You can read about it more on the Sellicks Hill Wines website, but the main point I wanted to get a across is the wine is made by the same person it always has been. In a burst of enthusiasm and optimism, Paul and his wife have recently opened a cellar door right next to the Sellicks Hill Wines vineyard. It's slightly off the beaten track for McLaren Vale, but since it's pretty close to the famous Victory Hotel where they do a great lunch I reckon it's pretty prime for a visit.
I just went back to top up me glass and the bottle is half gone! Apparently my wife likes it, so I'm tempted to leave the bottle there and see if a belly dance is still out of the question later.

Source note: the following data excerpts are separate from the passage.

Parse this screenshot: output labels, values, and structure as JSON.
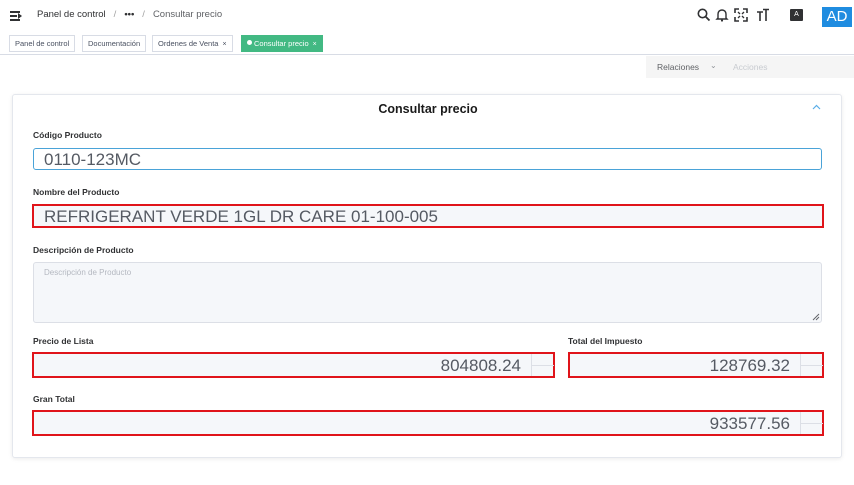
{
  "header": {
    "breadcrumb_home": "Panel de control",
    "breadcrumb_more": "•••",
    "breadcrumb_current": "Consultar precio",
    "user_initials": "AD",
    "lang_badge": "A"
  },
  "tabs": [
    {
      "label": "Panel de control",
      "closable": false,
      "active": false
    },
    {
      "label": "Documentación",
      "closable": false,
      "active": false
    },
    {
      "label": "Ordenes de Venta",
      "closable": true,
      "active": false
    },
    {
      "label": "Consultar precio",
      "closable": true,
      "active": true
    }
  ],
  "actions": {
    "relaciones": "Relaciones",
    "acciones": "Acciones"
  },
  "form": {
    "title": "Consultar precio",
    "codigo_label": "Código Producto",
    "codigo_value": "0110-123MC",
    "nombre_label": "Nombre del Producto",
    "nombre_value": "REFRIGERANT VERDE 1GL DR CARE 01-100-005",
    "descripcion_label": "Descripción de Producto",
    "descripcion_placeholder": "Descripción de Producto",
    "precio_label": "Precio de Lista",
    "precio_value": "804808.24",
    "impuesto_label": "Total del Impuesto",
    "impuesto_value": "128769.32",
    "gran_total_label": "Gran Total",
    "gran_total_value": "933577.56"
  },
  "colors": {
    "accent": "#1f8ce0",
    "active_tab": "#42b983",
    "error_border": "#e0141a"
  }
}
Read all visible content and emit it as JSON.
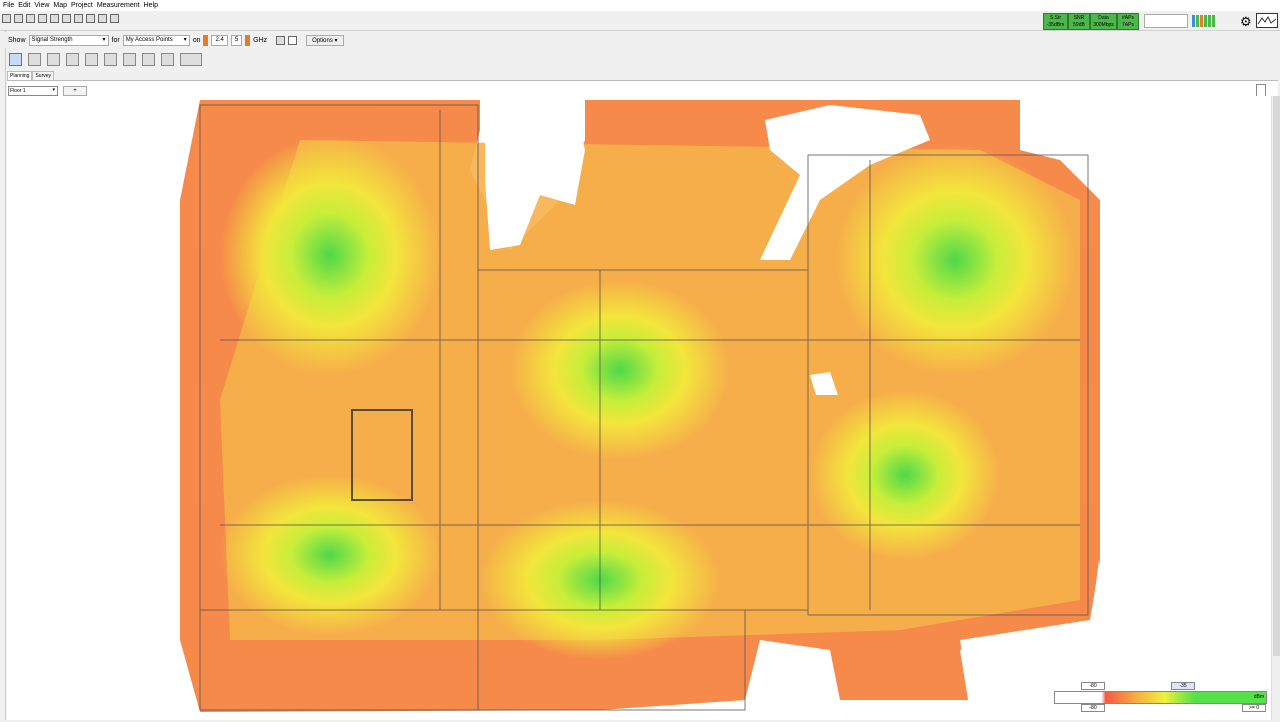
{
  "menu": [
    "File",
    "Edit",
    "View",
    "Map",
    "Project",
    "Measurement",
    "Help"
  ],
  "stats": [
    {
      "label": "S.Str",
      "value": "-35dBm"
    },
    {
      "label": "SNR",
      "value": "59dB"
    },
    {
      "label": "Data",
      "value": "300Mbps"
    },
    {
      "label": "#APs",
      "value": "7APs"
    }
  ],
  "toolbar2": {
    "show_label": "Show",
    "show_value": "Signal Strength",
    "for_label": "for",
    "for_value": "My Access Points",
    "on_label": "on",
    "band1": "2.4",
    "band2": "5",
    "ghz": "GHz",
    "options": "Options"
  },
  "tabs": [
    "Planning",
    "Survey"
  ],
  "floor": {
    "value": "Floor 1",
    "add": "+"
  },
  "legend": {
    "min": "-80",
    "max": "-35",
    "unit": "dBm",
    "lower": "-80",
    "upper": ">= 0"
  },
  "colors": {
    "green": "#4cb84c",
    "accent": "#e27d2a"
  }
}
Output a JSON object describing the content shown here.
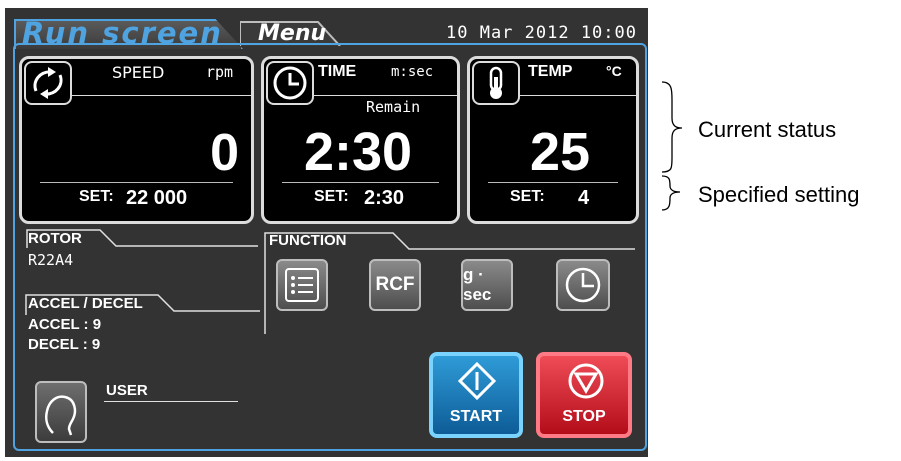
{
  "header": {
    "run_tab": "Run screen",
    "menu_tab": "Menu",
    "datetime": "10 Mar 2012 10:00"
  },
  "speed": {
    "label": "SPEED",
    "unit": "rpm",
    "value": "0",
    "set_label": "SET:",
    "set_value": "22 000",
    "icon": "rotation-icon"
  },
  "time": {
    "label": "TIME",
    "unit": "m:sec",
    "sublabel": "Remain",
    "value": "2:30",
    "set_label": "SET:",
    "set_value": "2:30",
    "icon": "clock-icon"
  },
  "temp": {
    "label": "TEMP",
    "unit": "°C",
    "value": "25",
    "set_label": "SET:",
    "set_value": "4",
    "icon": "thermometer-icon"
  },
  "rotor": {
    "label": "ROTOR",
    "value": "R22A4"
  },
  "accel_decel": {
    "label": "ACCEL / DECEL",
    "accel": "ACCEL : 9",
    "decel": "DECEL : 9"
  },
  "function": {
    "label": "FUNCTION",
    "buttons": [
      {
        "label": "",
        "icon": "list-icon"
      },
      {
        "label": "RCF",
        "icon": ""
      },
      {
        "label": "g · sec",
        "icon": ""
      },
      {
        "label": "",
        "icon": "timer-icon"
      }
    ]
  },
  "user": {
    "label": "USER",
    "icon": "user-head-icon"
  },
  "controls": {
    "start_label": "START",
    "stop_label": "STOP"
  },
  "annotations": {
    "current_status": "Current status",
    "specified_setting": "Specified setting"
  },
  "colors": {
    "background": "#333333",
    "accent_blue": "#4fa3e0",
    "start_blue": "#1a7fbf",
    "stop_red": "#d7212f"
  }
}
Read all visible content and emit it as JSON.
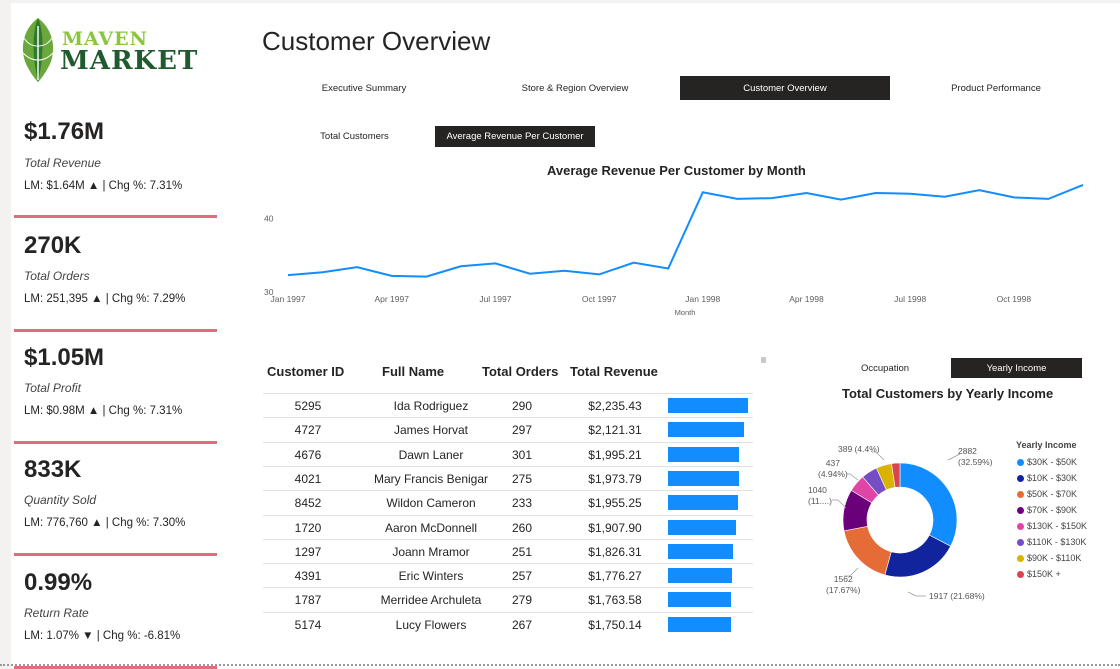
{
  "logo": {
    "word1": "MAVEN",
    "word2": "MARKET"
  },
  "page_title": "Customer Overview",
  "nav": {
    "tabs": [
      {
        "label": "Executive Summary",
        "active": false
      },
      {
        "label": "Store & Region Overview",
        "active": false
      },
      {
        "label": "Customer Overview",
        "active": true
      },
      {
        "label": "Product Performance",
        "active": false
      }
    ]
  },
  "kpis": [
    {
      "value": "$1.76M",
      "label": "Total Revenue",
      "sub": "LM: $1.64M ▲ | Chg %: 7.31%"
    },
    {
      "value": "270K",
      "label": "Total Orders",
      "sub": "LM: 251,395 ▲ | Chg %: 7.29%"
    },
    {
      "value": "$1.05M",
      "label": "Total Profit",
      "sub": "LM: $0.98M ▲ | Chg %: 7.31%"
    },
    {
      "value": "833K",
      "label": "Quantity Sold",
      "sub": "LM: 776,760 ▲ | Chg %: 7.30%"
    },
    {
      "value": "0.99%",
      "label": "Return Rate",
      "sub": "LM: 1.07% ▼ | Chg %: -6.81%"
    }
  ],
  "metric_toggle": {
    "options": [
      "Total Customers",
      "Average Revenue Per Customer"
    ],
    "active_index": 1
  },
  "income_toggle": {
    "options": [
      "Occupation",
      "Yearly Income"
    ],
    "active_index": 1
  },
  "line_chart_data": {
    "type": "line",
    "title": "Average Revenue Per Customer by Month",
    "xlabel": "Month",
    "ylabel": "",
    "x_ticks": [
      "Jan 1997",
      "Apr 1997",
      "Jul 1997",
      "Oct 1997",
      "Jan 1998",
      "Apr 1998",
      "Jul 1998",
      "Oct 1998"
    ],
    "y_ticks": [
      30,
      40
    ],
    "ylim": [
      30,
      45
    ],
    "x": [
      "Jan 1997",
      "Feb 1997",
      "Mar 1997",
      "Apr 1997",
      "May 1997",
      "Jun 1997",
      "Jul 1997",
      "Aug 1997",
      "Sep 1997",
      "Oct 1997",
      "Nov 1997",
      "Dec 1997",
      "Jan 1998",
      "Feb 1998",
      "Mar 1998",
      "Apr 1998",
      "May 1998",
      "Jun 1998",
      "Jul 1998",
      "Aug 1998",
      "Sep 1998",
      "Oct 1998",
      "Nov 1998",
      "Dec 1998"
    ],
    "values": [
      32.3,
      32.7,
      33.4,
      32.2,
      32.1,
      33.5,
      33.9,
      32.5,
      32.9,
      32.4,
      34.0,
      33.2,
      43.6,
      42.7,
      42.8,
      43.5,
      42.6,
      43.5,
      43.4,
      43.0,
      43.9,
      42.9,
      42.7,
      44.6
    ],
    "color": "#118dff"
  },
  "table": {
    "headers": [
      "Customer ID",
      "Full Name",
      "Total Orders",
      "Total Revenue"
    ],
    "rows": [
      {
        "id": "5295",
        "name": "Ida Rodriguez",
        "orders": "290",
        "revenue": "$2,235.43",
        "revenue_value": 2235.43
      },
      {
        "id": "4727",
        "name": "James Horvat",
        "orders": "297",
        "revenue": "$2,121.31",
        "revenue_value": 2121.31
      },
      {
        "id": "4676",
        "name": "Dawn Laner",
        "orders": "301",
        "revenue": "$1,995.21",
        "revenue_value": 1995.21
      },
      {
        "id": "4021",
        "name": "Mary Francis Benigar",
        "orders": "275",
        "revenue": "$1,973.79",
        "revenue_value": 1973.79
      },
      {
        "id": "8452",
        "name": "Wildon Cameron",
        "orders": "233",
        "revenue": "$1,955.25",
        "revenue_value": 1955.25
      },
      {
        "id": "1720",
        "name": "Aaron McDonnell",
        "orders": "260",
        "revenue": "$1,907.90",
        "revenue_value": 1907.9
      },
      {
        "id": "1297",
        "name": "Joann Mramor",
        "orders": "251",
        "revenue": "$1,826.31",
        "revenue_value": 1826.31
      },
      {
        "id": "4391",
        "name": "Eric Winters",
        "orders": "257",
        "revenue": "$1,776.27",
        "revenue_value": 1776.27
      },
      {
        "id": "1787",
        "name": "Merridee Archuleta",
        "orders": "279",
        "revenue": "$1,763.58",
        "revenue_value": 1763.58
      },
      {
        "id": "5174",
        "name": "Lucy Flowers",
        "orders": "267",
        "revenue": "$1,750.14",
        "revenue_value": 1750.14
      }
    ],
    "bar_color": "#118dff"
  },
  "chart_data": {
    "type": "pie",
    "title": "Total Customers by Yearly Income",
    "legend_title": "Yearly Income",
    "legend_position": "right",
    "series": [
      {
        "name": "$30K - $50K",
        "value": 2882,
        "label": "2882",
        "pct": "(32.59%)",
        "color": "#118dff"
      },
      {
        "name": "$10K - $30K",
        "value": 1917,
        "label": "1917 (21.68%)",
        "pct": "",
        "color": "#12239e"
      },
      {
        "name": "$50K - $70K",
        "value": 1562,
        "label": "1562",
        "pct": "(17.67%)",
        "color": "#e66c37"
      },
      {
        "name": "$70K - $90K",
        "value": 1040,
        "label": "1040",
        "pct": "(11....)",
        "color": "#6b007b"
      },
      {
        "name": "$130K - $150K",
        "value": 437,
        "label": "437",
        "pct": "(4.94%)",
        "color": "#e044a7"
      },
      {
        "name": "$110K - $130K",
        "value": 405,
        "label": "",
        "pct": "",
        "color": "#744ec2"
      },
      {
        "name": "$90K - $110K",
        "value": 389,
        "label": "389 (4.4%)",
        "pct": "",
        "color": "#d9b300"
      },
      {
        "name": "$150K +",
        "value": 210,
        "label": "",
        "pct": "",
        "color": "#d64550"
      }
    ]
  }
}
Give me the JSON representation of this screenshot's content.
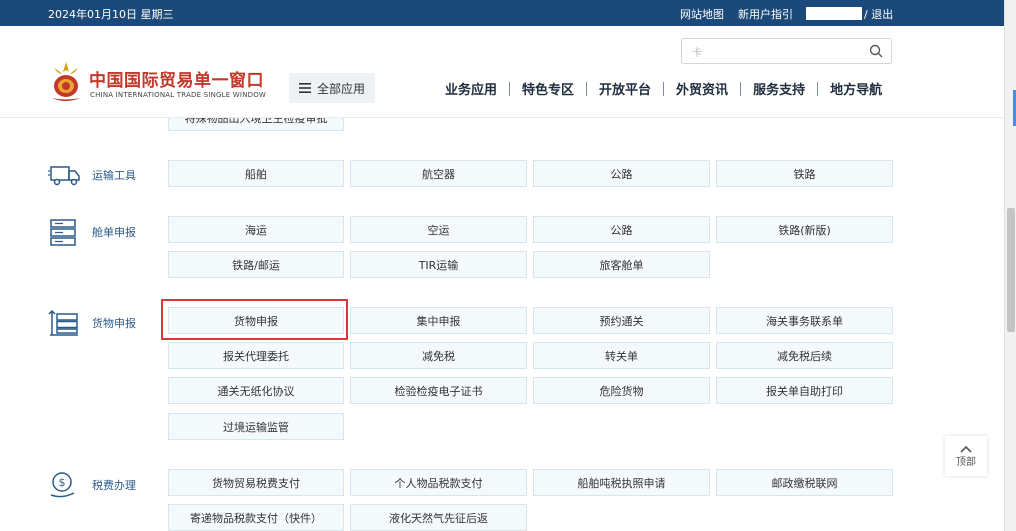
{
  "topbar": {
    "date": "2024年01月10日 星期三",
    "links": [
      "网站地图",
      "新用户指引"
    ],
    "logout": "/  退出"
  },
  "header": {
    "logo_cn": "中国国际贸易单一窗口",
    "logo_en": "CHINA INTERNATIONAL TRADE SINGLE WINDOW",
    "all_apps": "全部应用",
    "search_placeholder": "卡",
    "nav": [
      "业务应用",
      "特色专区",
      "开放平台",
      "外贸资讯",
      "服务支持",
      "地方导航"
    ]
  },
  "partial_top_button": "特殊物品出入境卫生检疫审批",
  "categories": {
    "transport": {
      "label": "运输工具",
      "items": [
        "船舶",
        "航空器",
        "公路",
        "铁路"
      ]
    },
    "manifest": {
      "label": "舱单申报",
      "items": [
        "海运",
        "空运",
        "公路",
        "铁路(新版)",
        "铁路/邮运",
        "TIR运输",
        "旅客舱单"
      ]
    },
    "cargo": {
      "label": "货物申报",
      "items": [
        "货物申报",
        "集中申报",
        "预约通关",
        "海关事务联系单",
        "报关代理委托",
        "减免税",
        "转关单",
        "减免税后续",
        "通关无纸化协议",
        "检验检疫电子证书",
        "危险货物",
        "报关单自助打印",
        "过境运输监管"
      ]
    },
    "tax": {
      "label": "税费办理",
      "items": [
        "货物贸易税费支付",
        "个人物品税款支付",
        "船舶吨税执照申请",
        "邮政缴税联网",
        "寄递物品税款支付（快件）",
        "液化天然气先征后返"
      ]
    }
  },
  "to_top": "顶部",
  "colors": {
    "topbar": "#1b4a7a",
    "highlight": "#d63b3b",
    "button_bg": "#f4f9fc"
  }
}
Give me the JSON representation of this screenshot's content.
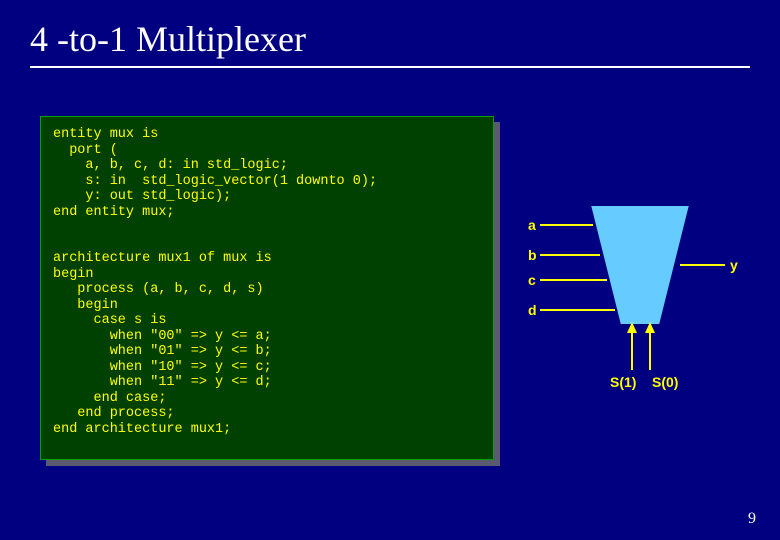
{
  "title": "4 -to-1 Multiplexer",
  "slide_number": "9",
  "code": {
    "block1": "entity mux is\n  port (\n    a, b, c, d: in std_logic;\n    s: in  std_logic_vector(1 downto 0);\n    y: out std_logic);\nend entity mux;",
    "block2": "architecture mux1 of mux is\nbegin\n   process (a, b, c, d, s)\n   begin\n     case s is\n       when \"00\" => y <= a;\n       when \"01\" => y <= b;\n       when \"10\" => y <= c;\n       when \"11\" => y <= d;\n     end case;\n   end process;\nend architecture mux1;"
  },
  "pins": {
    "a": "a",
    "b": "b",
    "c": "c",
    "d": "d",
    "y": "y",
    "s1": "S(1)",
    "s0": "S(0)"
  }
}
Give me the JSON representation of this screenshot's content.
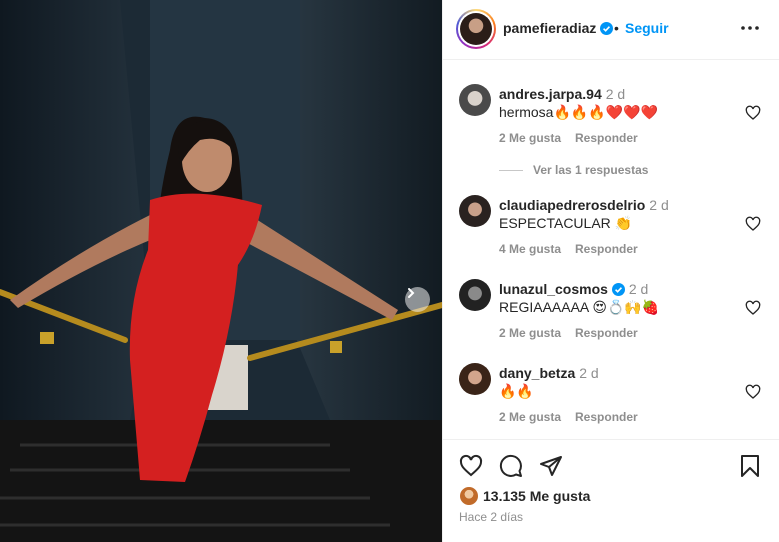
{
  "post": {
    "author": "pamefieradiaz",
    "follow_label": "Seguir",
    "separator": "•",
    "more_icon": "more-horizontal-icon",
    "photo_description_icon": "photo"
  },
  "comments": [
    {
      "user": "andres.jarpa.94",
      "time": "2 d",
      "text": "hermosa🔥🔥🔥❤️❤️❤️",
      "likes": "2 Me gusta",
      "reply": "Responder",
      "verified": false
    },
    {
      "user": "claudiapedrerosdelrio",
      "time": "2 d",
      "text": "ESPECTACULAR 👏",
      "likes": "4 Me gusta",
      "reply": "Responder",
      "verified": false
    },
    {
      "user": "lunazul_cosmos",
      "time": "2 d",
      "text": "REGIAAAAAA 😍💍🙌🍓",
      "likes": "2 Me gusta",
      "reply": "Responder",
      "verified": true
    },
    {
      "user": "dany_betza",
      "time": "2 d",
      "text": "🔥🔥",
      "likes": "2 Me gusta",
      "reply": "Responder",
      "verified": false
    }
  ],
  "view_replies": "Ver las 1 respuestas",
  "actions": {
    "like_count": "13.135 Me gusta",
    "time_ago": "Hace 2 días"
  },
  "colors": {
    "accent": "#0095f6",
    "muted": "#8e8e8e",
    "dress": "#d42020"
  }
}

Paul called it Dio after the band formed by Ronnie James Dio, formerly of Black Sabbath. Actually that's not true, but in trying to weave a web of lies to support that wild claim I went looking for lyrics, and discovered something - even when you're reading the lyrics to Iron Man, you still have no idea what Ozzy Osbourne is singing.
There is however, a fair whack of heavy metal guitar on the palate, ie. the intensity is pretty full volume but without being distorted (I think the Black Sabbath link just fell on it's face). What I mean is, some wines have power but no finesse - I was going to say it's more like Bruce Lee than Ronnie, but at the risk of eliciting facepalms from you all, it's more like the tiger on the bottle. Hah, I should be in advertising!
The palate is pretty savoury, but it's also got a richness that blends, like a good Tagine - if Saatchi and Saatchi don't phone me up the minute I post this I will be very surprised. Seriously though, those Moroccans have been making Tagines for a few years now, and they certainly understood the brilliance of blending savoury with a little sweetness long before Paul worked it out.
Hard to give a good score when it's based on someone else's blend of flavours, and you happened to choose the right wife, and there's been a complete lack of gyrating bellies by bottle's end, so I'm downgrading this.